The Seven Years' War began in North America with the:
C) surrender of George Washington at Fort Necessity.
The American part of this war was fought primarily on the western frontier and in Canada.
The Seven Years' War resulted in the:
C) end of French control over any of North America
The Treaty of Paris ended the French presence on the continent of North America.
The Proclamation of 1763:
D) limited colonial settlement to east of the Appalachian mountains.
The British hoped to use this edict to stave off future conflicts with the Indians and more easily control the colonies.
Those known as the English "Opposition":
B) were primarily concerned with the potential abuse of power.

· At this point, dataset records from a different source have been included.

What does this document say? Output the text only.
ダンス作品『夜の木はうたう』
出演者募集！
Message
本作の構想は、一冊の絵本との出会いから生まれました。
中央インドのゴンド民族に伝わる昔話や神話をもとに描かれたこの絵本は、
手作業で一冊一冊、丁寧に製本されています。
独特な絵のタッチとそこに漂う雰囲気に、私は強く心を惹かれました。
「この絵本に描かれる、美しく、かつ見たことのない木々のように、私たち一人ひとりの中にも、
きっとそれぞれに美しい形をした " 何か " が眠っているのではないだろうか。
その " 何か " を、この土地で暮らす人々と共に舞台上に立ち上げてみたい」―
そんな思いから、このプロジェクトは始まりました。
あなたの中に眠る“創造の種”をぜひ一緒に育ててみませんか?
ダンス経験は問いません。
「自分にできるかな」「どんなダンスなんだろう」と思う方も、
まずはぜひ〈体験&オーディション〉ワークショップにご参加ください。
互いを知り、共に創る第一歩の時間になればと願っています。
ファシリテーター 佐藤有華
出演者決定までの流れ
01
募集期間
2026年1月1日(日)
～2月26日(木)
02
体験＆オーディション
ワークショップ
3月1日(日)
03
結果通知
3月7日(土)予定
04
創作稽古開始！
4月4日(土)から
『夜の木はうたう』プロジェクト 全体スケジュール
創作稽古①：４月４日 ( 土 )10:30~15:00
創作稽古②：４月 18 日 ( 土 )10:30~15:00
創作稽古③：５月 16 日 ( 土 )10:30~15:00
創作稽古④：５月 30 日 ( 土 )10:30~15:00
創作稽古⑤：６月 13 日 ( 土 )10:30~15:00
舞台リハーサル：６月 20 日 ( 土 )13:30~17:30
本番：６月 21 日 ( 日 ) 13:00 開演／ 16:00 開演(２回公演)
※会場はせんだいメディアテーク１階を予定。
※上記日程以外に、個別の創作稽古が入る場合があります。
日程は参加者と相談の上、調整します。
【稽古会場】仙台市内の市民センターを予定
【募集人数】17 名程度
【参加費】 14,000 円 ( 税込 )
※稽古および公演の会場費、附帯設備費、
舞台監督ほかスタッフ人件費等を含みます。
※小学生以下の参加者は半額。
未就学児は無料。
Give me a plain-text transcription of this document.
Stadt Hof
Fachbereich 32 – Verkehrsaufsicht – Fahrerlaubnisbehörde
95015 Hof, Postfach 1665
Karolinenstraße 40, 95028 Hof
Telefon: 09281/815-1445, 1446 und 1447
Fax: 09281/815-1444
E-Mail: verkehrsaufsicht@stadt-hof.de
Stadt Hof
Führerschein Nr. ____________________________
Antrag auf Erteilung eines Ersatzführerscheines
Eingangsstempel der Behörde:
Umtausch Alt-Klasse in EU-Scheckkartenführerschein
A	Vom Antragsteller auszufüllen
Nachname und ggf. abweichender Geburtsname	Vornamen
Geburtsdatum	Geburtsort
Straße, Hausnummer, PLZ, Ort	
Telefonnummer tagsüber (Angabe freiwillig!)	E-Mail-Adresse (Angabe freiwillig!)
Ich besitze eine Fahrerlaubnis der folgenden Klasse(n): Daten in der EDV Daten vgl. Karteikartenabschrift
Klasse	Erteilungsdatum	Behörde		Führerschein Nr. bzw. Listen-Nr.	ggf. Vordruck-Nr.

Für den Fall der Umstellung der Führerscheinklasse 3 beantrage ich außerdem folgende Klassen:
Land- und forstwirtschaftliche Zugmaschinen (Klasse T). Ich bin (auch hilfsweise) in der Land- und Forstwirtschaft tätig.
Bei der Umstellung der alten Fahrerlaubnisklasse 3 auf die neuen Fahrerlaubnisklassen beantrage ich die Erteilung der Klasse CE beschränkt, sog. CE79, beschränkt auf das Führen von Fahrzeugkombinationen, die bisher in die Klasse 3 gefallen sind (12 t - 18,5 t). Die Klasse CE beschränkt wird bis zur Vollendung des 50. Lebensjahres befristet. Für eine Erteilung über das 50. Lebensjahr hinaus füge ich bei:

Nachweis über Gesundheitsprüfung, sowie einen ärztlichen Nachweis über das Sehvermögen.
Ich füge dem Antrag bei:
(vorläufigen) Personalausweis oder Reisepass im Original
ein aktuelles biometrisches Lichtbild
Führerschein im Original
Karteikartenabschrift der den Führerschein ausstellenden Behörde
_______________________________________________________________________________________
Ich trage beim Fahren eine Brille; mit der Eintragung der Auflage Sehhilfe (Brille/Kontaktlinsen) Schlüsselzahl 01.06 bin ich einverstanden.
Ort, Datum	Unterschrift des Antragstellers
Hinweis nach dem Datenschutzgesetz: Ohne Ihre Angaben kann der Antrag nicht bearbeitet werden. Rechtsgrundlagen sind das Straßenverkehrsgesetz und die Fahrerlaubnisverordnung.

The "Opposition" believed leaders tended to abuse power and needed to be watched closely at all times.
The primary aim of Parliament's passage of the Stamp Act was to:
D) raise revenue for England by placing taxes on legal documents, newspapers, playing cards, etc
The English had been paying a similar tax for nearly a century.
Committees of Inspection were established to enforce:
A) the ban on trade with England.
The committees of inspection were established to enforce the non-importation agreements created in protest to the Townshend Acts.
Which of the following is TRUE about the outcome of the Stamp Act crisis?
B) The Stamp Act was repealed by the British Parliament.
The Stamp Act was repealed in 1766.
The Boston Massacre was due principally to the tensions surrounding:
A) the stationing of British regular troops in the city.
The Tea Party occurred after the Massacre.
The Quebec Act angered American colonists for all of the following reasons EXCEPT:
C) it provided for a powerful representative assembly in Quebec, which would be left alone by Britain.
The Quebec Act did officially recognize the Roman Catholic Church.
While representing diverse interests, delegates to the First Continental Congress found a certain similarity they referred to as:
A) civic virtue.
"Civic virtue" was the name the representatives gave to traits of character they admired, such as simplicity, self-reliance, industry, thrift and a commitment to the public good.
The British marched on Lexington and Concord in 1775 to:
B) seize the arms and ammunition stored by the Provincial Congress.
The British marched on Lexington and Concord to seize arms hidden in those towns.
In his pamphlet Common Sense, Thomas Paine:
C) denounced monarchy as a dangerous form of government.
Paine viewed independence as the destiny of Americans.